[FFmpeg-devel] Potential license violation in Google Chrome
niko
niko
Fri May 29 21:36:54 CEST 2009
In preparing for the upcoming boom of HTML5 <video> tag integration,
it's fairly well-known that all major web browsers (except for IE) are
planning on integrating patent-free Ogg Theora and Vorbis decoding
support alongside the HTML5 spec. But I was just informed of an extra
move by Google Chrome to implement H.264 decoding as well, using code
from FFmpeg in a very fishy way that smacks of a license violation. The
post in question is four posts into a thread which started by
considering MPEG-1 PRF decoding (after confirmation of similar
patent-free status) alongside Theora support, to which a Product Manager
at Google admitted to including H.264 decoding in Chrome, and said:
http://lists.whatwg.org/pipermail/whatwg-whatwg.org/2009-May/019994.html
So three things pop to mind concerning potential violation of FFmpeg's
license.
#1: Assuming that Google got a license from MPEG LA or whoever to
distribute H.264 decoding support in Chrome (doesn't surprise me, I'd
imagine they'd rather get a license than transcode all YouTube and
Google Video content to Theora/Vorbis), then this would make their
distribution of FFmpeg stuff violating the LGPL because the license
becomes non-transferable.
#2: From the post, it seems that Google is only distributing the FFmpeg
bits in binary-only form with Google Chrome, as opposed to also
including the source code in chromium (not sure why they choose to do
this or what they are hiding). Dynamically loading the code at runtime
is NOT an excuse, ask the FSF on that one.

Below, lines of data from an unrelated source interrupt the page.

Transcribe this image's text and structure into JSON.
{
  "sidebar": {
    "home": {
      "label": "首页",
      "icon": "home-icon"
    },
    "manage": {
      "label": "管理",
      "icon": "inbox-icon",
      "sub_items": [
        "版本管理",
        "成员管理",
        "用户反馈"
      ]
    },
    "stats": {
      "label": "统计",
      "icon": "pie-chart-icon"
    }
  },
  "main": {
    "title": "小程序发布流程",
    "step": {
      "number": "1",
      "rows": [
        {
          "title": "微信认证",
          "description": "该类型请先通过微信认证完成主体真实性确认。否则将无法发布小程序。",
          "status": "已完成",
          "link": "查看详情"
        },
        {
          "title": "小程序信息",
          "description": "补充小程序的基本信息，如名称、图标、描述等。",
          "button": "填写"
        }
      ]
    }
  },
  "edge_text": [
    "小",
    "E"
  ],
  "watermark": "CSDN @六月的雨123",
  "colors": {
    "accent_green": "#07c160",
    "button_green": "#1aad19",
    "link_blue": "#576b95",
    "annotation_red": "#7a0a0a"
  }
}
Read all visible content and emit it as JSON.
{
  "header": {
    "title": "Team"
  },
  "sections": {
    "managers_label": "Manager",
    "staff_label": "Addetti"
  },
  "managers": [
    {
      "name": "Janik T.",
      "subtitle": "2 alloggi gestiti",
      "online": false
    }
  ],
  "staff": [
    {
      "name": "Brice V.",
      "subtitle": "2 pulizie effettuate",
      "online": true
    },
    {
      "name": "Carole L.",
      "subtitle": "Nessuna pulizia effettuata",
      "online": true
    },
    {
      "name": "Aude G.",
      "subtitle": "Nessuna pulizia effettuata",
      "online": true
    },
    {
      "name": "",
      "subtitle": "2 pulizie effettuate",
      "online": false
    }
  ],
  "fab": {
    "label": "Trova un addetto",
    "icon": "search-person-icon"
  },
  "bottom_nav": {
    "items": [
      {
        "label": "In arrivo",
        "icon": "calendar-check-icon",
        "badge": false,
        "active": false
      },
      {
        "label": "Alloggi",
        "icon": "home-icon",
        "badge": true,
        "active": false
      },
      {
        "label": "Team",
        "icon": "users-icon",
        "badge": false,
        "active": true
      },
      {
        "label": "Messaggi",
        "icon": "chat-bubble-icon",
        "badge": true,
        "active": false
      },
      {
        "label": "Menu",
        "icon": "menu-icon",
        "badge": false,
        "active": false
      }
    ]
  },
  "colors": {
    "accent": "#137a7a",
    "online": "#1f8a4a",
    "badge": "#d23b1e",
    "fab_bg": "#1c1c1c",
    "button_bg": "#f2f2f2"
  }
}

#3: This is just speculation, but there may be GPL-violations on top of
the LGPL ones. From the README file in the FFmpeg trunk: "The files
libavcodec/x86/idct_mmx.c, libavcodec/x86/h264_deblock_sse2.asm, and
libavcodec/x86/h264_idct_sse2.asm are distributed under the GNU General
Public License" While these files are not *required* persay to
implement H.264 decoding, if they are walking over the LGPL then it
would not surprise me that they would not pay attention to the GPL either.
I'm not an FFmpeg developer, so hopefully those who are more
knowledgeable about all of this can take a look at these three points
and figure out what's what. It would be bizarre indeed if Google Chrome
were to be added to the Hall of Shame, but hopefully we can take action
on this before this development release of Google Chrome becomes stable.